The main reason given by workers for not contributing more is inflation, with 54% of respondents to the Bankrate survey. This was followed by flat or reduced income, 24%; new spending, 24%; debt repayment, 23%; keep extra cash on hand, 22%; and market volatility, 18%. Of the remaining respondents, 7% said they did not want or need to contribute more, while 5% cited other reasons.
The results come as the IRS just announcement of new contribution limits for retirement accounts in 2023. Workers will be able to contribute up to $22,500 into their 401(k) plans, up from $20,500 this year. The limit for Individual Retirement Accounts will increase to $6,500 from $6,000 this year.
Those 50 and older can save even more — an additional $7,500 in 401(k) plans in 2023, up from $6,500 this year, and $1,000 more in Individual Retirement Accounts.
Getting close to these limits can be difficult for some workers.
“The labor market may be very strong, but we’ve seen wages not keeping pace with inflation,” said Greg McBride, chief financial analyst at Bankrate.com.
“Half of the workers who got a raise said it wasn’t enough to meet rising household expenses,” he said.
Separately, a recent LendingClub report found that 63% of Americans live paycheck to paycheck, including nearly half of those earning more than $100,000.
“Being employed is no longer enough for the everyday American,” Anuj Nayar, financial health officer at LendingClub, told CNBC.
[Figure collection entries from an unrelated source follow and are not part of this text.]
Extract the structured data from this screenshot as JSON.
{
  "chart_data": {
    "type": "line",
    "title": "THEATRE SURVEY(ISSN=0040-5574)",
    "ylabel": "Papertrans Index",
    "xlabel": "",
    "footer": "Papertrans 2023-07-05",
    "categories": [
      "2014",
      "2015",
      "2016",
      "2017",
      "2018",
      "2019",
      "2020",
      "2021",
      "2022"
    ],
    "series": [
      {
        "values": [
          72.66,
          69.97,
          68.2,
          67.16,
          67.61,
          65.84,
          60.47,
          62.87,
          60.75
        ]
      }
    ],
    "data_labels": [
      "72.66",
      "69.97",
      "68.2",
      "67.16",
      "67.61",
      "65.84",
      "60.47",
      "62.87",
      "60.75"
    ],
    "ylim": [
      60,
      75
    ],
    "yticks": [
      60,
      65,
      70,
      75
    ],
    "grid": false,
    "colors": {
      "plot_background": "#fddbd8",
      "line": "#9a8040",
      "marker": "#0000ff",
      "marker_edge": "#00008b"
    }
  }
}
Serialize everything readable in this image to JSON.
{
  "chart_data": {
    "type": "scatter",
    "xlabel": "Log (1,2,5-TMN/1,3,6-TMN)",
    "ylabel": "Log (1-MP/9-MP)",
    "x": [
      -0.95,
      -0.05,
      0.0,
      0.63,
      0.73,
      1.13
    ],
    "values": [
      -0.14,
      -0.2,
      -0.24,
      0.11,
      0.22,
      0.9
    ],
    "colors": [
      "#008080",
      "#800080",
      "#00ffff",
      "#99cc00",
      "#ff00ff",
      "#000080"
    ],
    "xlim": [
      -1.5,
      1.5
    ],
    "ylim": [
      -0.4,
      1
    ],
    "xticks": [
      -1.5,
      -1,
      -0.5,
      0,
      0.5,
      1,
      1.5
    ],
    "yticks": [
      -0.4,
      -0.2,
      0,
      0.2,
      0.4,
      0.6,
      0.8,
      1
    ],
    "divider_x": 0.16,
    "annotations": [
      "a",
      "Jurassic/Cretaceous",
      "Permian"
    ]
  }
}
Working baby boomers aged 58 to 76 were the most likely to say they feel behind on their retirement savings, at 71%. This was followed by 65% of Gen Xers aged 42-57 who said they needed to catch up.
Younger generations said they are more confident they can maintain their retirement savings, with 46% of millennials saying they are behind and only 30% of Gen Z workers.
The results coincide with a key finding from previous surveys that the first financial regret What Americans have is that they haven’t started saving for retirement soon enough, according to McBride.
“The closer you get to retirement, the more likely you are to say it’s your biggest financial regret,” McBride said.
One of the main reasons older workers feel more remorse is that they have less time left in the labor market, so they have less time to catch up with the savings they have. feel they have missed.
Also, although they plan to work longer, circumstances beyond their control may cut short their career.
The good news is that there are steps workers of all ages can take to boost their retirement confidence, according to McBride.
“Successful saving is a matter of habit,” McBride said.
“The best way to establish this habit and maintain it is to automate your contributions“, he said, through payroll deductions in an employer-sponsored plan or an automatic monthly transfer into something like an IRA.
This way you won’t be tempted to use the money elsewhere.
Moreover, if you do pre-tax contributions$1 saved will not reduce your take home pay by $1.
While younger workers with the longest time horizons have the greatest advantage, it still pays off for those in the middle or late stages of their careers to increase their carryover rates.
Those who continue to invest in this bear market when stock prices are lower hold on to reap the most rewardsaccording to McBride.
“When you look back 10, 15 years from now, you’ll be really glad you persevered in 2022,” he said.